After playing Dirty Texts: Melissa’s Secret, we sent out a harsh review because it didn’t respect the setting it was set in, despite best effort. The developer has talent and I remained optimistic that his story form could grow into something special. We decided to give New Intern a try to see what changed. Things changed for the better.


STORY
First off, the premise of this story fits the writing style much better. While I do raise an eyebrow at a few key plot moments, most of the story is well thought out and crafted with a tongue in cheek. Some of the endings seem sudden or don’t fully make sense to me, but that doesn’t necessarily ruin the experience. I enjoyed this more than Melissa’s Secret, if only for the fact there were fun references thrown in.

So the backstory - you're an employer with an intern and said intern grows increasingly closer to you the further you go. You get to either pick love, corruption or creepy responses. Intern Sophie has a boyfriend, but in certain ways Sophie is curious to your sexual energy. How will you respond? Will the company suffer because of it? You're the one in charge of what happens. Or are you?
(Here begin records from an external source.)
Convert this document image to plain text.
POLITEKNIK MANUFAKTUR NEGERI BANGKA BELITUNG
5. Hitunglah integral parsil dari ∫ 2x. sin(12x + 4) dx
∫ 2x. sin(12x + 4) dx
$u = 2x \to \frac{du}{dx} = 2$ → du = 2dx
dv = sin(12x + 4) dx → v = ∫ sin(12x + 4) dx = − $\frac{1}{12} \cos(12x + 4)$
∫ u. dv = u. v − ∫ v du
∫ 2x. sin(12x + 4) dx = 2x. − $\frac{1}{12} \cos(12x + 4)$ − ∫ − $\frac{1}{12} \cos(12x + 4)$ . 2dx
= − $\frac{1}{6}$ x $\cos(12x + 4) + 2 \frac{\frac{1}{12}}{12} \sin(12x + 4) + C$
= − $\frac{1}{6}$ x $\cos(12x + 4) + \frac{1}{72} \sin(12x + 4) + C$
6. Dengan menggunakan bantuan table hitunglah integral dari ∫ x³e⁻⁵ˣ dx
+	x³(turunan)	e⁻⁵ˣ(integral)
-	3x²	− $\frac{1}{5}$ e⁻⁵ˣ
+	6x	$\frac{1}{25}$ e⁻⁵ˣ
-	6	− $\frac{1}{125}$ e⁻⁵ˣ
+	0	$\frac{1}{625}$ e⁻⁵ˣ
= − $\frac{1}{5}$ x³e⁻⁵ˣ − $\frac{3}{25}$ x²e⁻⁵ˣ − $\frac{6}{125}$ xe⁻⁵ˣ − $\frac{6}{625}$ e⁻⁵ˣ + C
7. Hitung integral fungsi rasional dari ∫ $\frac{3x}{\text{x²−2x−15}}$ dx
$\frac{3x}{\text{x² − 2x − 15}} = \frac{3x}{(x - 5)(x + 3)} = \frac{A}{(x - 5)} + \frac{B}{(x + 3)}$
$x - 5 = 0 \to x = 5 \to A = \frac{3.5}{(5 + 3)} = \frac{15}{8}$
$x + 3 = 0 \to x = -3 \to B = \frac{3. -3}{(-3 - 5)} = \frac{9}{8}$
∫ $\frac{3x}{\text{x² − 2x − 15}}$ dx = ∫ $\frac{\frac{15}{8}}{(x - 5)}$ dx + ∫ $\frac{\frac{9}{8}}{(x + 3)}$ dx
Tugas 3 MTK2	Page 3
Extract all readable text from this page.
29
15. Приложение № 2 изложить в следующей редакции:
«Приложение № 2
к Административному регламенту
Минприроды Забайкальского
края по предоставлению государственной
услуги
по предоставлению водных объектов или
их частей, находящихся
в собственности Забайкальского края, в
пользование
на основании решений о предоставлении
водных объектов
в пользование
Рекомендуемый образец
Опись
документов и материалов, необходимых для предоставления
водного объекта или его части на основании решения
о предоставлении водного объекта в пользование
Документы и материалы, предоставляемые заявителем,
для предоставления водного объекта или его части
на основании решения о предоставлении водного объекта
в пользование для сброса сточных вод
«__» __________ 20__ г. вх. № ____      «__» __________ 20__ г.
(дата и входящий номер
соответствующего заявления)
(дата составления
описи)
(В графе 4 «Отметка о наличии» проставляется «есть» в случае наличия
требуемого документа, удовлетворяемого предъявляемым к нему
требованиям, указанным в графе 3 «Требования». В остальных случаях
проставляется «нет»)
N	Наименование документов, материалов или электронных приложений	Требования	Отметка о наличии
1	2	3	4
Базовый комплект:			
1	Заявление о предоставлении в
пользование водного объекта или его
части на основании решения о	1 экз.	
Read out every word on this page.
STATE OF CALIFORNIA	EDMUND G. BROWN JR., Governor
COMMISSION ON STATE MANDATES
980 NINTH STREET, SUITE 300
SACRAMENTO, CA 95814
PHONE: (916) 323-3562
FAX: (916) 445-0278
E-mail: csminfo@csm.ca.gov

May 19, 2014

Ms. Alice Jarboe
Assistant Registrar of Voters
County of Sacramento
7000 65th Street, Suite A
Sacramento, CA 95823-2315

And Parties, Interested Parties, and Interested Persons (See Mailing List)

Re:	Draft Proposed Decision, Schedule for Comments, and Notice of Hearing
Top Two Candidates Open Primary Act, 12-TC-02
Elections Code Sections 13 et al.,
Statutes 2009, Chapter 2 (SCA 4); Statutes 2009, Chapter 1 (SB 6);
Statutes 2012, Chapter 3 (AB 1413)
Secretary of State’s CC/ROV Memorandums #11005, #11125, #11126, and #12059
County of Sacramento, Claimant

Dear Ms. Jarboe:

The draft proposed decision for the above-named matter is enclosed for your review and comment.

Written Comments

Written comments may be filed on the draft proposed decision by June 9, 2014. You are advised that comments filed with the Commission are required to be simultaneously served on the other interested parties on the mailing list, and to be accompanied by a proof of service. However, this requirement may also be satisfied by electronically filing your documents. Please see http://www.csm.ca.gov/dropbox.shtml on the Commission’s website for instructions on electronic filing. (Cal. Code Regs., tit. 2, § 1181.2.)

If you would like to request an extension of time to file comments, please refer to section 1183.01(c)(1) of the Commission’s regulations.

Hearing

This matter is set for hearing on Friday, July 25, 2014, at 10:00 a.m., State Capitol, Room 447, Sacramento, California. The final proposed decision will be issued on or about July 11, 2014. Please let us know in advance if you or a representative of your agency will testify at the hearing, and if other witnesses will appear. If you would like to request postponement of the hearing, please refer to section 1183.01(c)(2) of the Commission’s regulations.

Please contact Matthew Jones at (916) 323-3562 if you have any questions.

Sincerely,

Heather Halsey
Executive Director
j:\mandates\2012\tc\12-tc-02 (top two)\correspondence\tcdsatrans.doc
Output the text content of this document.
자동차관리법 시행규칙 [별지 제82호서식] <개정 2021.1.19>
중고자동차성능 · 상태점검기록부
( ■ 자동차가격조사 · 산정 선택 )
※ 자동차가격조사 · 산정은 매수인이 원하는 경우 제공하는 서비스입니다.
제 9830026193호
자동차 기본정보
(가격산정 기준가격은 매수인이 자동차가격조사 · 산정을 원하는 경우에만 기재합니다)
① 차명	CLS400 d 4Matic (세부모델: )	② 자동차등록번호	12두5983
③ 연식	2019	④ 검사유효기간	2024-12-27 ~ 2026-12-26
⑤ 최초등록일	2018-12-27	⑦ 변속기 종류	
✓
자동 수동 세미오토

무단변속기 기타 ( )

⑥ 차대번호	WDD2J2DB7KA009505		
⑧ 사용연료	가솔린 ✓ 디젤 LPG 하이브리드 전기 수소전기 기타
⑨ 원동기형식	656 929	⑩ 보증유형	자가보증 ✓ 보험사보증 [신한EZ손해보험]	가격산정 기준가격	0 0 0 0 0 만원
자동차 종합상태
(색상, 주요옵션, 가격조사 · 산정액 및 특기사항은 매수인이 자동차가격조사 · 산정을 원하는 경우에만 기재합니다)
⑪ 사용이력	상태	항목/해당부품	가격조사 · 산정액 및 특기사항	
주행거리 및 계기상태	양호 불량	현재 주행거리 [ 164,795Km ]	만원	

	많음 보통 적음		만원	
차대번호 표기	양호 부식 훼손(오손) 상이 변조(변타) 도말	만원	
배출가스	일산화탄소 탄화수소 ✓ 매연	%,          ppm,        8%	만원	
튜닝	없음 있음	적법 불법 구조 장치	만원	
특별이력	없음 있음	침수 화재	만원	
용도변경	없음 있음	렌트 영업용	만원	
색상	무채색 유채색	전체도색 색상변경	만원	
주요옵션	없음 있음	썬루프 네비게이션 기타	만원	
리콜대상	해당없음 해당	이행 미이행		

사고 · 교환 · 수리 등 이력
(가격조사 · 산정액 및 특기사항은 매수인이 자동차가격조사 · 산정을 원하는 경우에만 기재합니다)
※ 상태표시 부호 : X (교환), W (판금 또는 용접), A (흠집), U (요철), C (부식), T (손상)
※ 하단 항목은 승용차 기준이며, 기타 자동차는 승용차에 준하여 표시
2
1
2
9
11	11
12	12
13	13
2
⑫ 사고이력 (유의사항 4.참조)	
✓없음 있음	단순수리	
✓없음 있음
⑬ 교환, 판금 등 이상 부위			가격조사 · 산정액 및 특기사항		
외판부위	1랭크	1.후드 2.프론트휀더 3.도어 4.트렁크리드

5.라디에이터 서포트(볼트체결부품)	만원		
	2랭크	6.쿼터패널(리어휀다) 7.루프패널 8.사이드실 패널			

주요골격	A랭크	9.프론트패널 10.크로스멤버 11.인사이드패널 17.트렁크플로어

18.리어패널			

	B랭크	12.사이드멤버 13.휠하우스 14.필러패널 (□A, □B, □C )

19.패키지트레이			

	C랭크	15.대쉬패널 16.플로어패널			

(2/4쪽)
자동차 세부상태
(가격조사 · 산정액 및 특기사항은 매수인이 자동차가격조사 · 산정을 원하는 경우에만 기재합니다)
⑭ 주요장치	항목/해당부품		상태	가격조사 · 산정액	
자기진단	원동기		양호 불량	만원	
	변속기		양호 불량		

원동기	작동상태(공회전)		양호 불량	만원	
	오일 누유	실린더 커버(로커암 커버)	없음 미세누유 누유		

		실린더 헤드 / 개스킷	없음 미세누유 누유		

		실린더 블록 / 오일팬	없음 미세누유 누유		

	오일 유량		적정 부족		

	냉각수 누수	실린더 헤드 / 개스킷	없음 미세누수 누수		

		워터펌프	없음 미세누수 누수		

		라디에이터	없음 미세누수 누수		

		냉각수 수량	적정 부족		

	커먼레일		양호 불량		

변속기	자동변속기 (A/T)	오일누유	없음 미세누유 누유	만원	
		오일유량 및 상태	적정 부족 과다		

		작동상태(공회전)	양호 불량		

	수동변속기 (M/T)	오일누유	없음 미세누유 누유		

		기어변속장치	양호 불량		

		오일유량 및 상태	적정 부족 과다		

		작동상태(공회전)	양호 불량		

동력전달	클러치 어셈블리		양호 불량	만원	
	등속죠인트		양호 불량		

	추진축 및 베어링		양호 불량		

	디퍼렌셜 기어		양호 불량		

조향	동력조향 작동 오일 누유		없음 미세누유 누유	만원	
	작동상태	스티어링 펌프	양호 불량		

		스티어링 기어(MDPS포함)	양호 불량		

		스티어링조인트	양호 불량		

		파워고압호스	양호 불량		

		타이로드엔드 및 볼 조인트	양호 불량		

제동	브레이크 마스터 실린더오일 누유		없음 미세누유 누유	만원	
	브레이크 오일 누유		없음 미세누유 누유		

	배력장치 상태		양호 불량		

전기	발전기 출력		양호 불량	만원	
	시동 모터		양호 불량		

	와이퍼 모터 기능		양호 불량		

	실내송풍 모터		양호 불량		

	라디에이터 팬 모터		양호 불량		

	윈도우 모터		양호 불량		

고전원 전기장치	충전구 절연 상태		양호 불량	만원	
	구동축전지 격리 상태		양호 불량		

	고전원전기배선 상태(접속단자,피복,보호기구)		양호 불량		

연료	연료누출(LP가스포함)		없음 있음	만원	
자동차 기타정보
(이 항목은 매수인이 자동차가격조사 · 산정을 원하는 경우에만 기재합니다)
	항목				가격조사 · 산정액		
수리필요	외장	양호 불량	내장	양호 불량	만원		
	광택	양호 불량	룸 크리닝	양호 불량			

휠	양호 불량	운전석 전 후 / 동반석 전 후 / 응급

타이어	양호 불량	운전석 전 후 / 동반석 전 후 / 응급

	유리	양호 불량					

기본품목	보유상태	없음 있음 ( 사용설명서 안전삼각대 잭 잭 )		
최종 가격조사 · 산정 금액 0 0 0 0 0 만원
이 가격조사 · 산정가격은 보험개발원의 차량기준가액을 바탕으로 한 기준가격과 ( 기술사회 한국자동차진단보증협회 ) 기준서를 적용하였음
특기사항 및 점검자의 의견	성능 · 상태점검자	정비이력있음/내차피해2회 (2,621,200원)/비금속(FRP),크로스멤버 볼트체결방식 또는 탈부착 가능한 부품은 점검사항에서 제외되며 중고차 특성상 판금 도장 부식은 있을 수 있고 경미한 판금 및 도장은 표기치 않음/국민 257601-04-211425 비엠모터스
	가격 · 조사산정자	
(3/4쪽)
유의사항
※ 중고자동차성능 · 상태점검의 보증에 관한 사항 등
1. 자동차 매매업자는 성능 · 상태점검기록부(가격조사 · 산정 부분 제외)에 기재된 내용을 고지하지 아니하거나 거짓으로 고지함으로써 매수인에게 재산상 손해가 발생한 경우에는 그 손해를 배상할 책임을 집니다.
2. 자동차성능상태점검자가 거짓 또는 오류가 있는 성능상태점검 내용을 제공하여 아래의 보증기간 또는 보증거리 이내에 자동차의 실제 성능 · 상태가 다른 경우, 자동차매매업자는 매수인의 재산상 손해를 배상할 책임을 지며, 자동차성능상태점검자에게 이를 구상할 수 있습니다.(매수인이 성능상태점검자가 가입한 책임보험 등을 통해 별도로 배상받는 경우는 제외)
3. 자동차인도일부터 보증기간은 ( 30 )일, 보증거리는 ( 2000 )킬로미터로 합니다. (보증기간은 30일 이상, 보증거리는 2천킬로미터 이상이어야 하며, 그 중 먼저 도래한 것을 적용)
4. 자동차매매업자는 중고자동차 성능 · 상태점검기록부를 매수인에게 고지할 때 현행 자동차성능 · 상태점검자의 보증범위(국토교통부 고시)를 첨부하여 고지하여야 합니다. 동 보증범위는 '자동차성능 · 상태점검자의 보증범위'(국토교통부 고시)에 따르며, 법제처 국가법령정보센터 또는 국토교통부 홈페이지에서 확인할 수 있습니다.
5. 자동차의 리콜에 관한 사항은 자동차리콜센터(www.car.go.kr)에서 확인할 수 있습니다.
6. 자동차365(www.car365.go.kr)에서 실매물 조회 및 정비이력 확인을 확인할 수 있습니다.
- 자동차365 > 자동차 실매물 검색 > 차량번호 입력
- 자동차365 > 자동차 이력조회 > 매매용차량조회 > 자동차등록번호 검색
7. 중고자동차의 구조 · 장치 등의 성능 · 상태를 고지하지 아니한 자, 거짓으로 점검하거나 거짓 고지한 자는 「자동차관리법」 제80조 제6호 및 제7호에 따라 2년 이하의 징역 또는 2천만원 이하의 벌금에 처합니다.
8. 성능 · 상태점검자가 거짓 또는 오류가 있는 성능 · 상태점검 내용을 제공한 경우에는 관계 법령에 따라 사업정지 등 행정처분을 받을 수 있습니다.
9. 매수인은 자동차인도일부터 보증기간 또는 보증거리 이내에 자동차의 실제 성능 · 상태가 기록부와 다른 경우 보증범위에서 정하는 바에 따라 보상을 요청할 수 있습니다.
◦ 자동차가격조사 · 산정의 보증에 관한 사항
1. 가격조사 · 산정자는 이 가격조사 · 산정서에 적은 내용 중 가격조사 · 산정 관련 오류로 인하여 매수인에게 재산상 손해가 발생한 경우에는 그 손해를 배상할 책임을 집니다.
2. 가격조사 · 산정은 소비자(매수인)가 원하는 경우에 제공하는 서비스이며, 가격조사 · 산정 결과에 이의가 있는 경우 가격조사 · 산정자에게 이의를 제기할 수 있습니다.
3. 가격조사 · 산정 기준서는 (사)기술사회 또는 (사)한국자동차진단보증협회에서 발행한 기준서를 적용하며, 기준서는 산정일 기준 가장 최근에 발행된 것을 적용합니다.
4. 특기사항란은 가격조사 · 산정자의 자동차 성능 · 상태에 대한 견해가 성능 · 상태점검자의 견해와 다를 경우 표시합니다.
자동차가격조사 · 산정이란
One thing I will say is that the game understands the concept of ‘things that happen in between conversations’ better. It’s an interesting puzzle to figure out what has exactly happened and how to respond properly, although that could be a separate game altogether. Sophie seems conflicted and open to corruption, but in a way that makes far more sense psychologically. In short, this game handles it subject far more serious and it’s showing, making an average to good game.

GRAPHICS
The graphics look great as they did in the other game, even though Sophie didn’t really appeal to me personally. It works fine and the art style is clean, yet realistic enough. Replayed for all endings and wasn’t ‘that’ impressed with the reach, but the story itself was nice. Extra sidenote is the attention to detail put in with street names, company names and call-backs to earlier situations. It visualizes everything pretty well.

GAMEPLAY
This is a game based around texting/sexting, so you'll see phones and responses to pick. It works differently than a usual story game because you'll mostly be referencing things and seeing photos, almost like a voyeur-style of gameplay. It works when the story allows it to. And this story allows it to work, simply by the taboo of the story.

OVERALL
Definitely recommend this game to people who would like to learn how to tell a story without actually showing it. This game is the definition of tell, don't show and surprisingly enough, it's working as a style. As long as the subject matter is interesting enough, this should work just fine.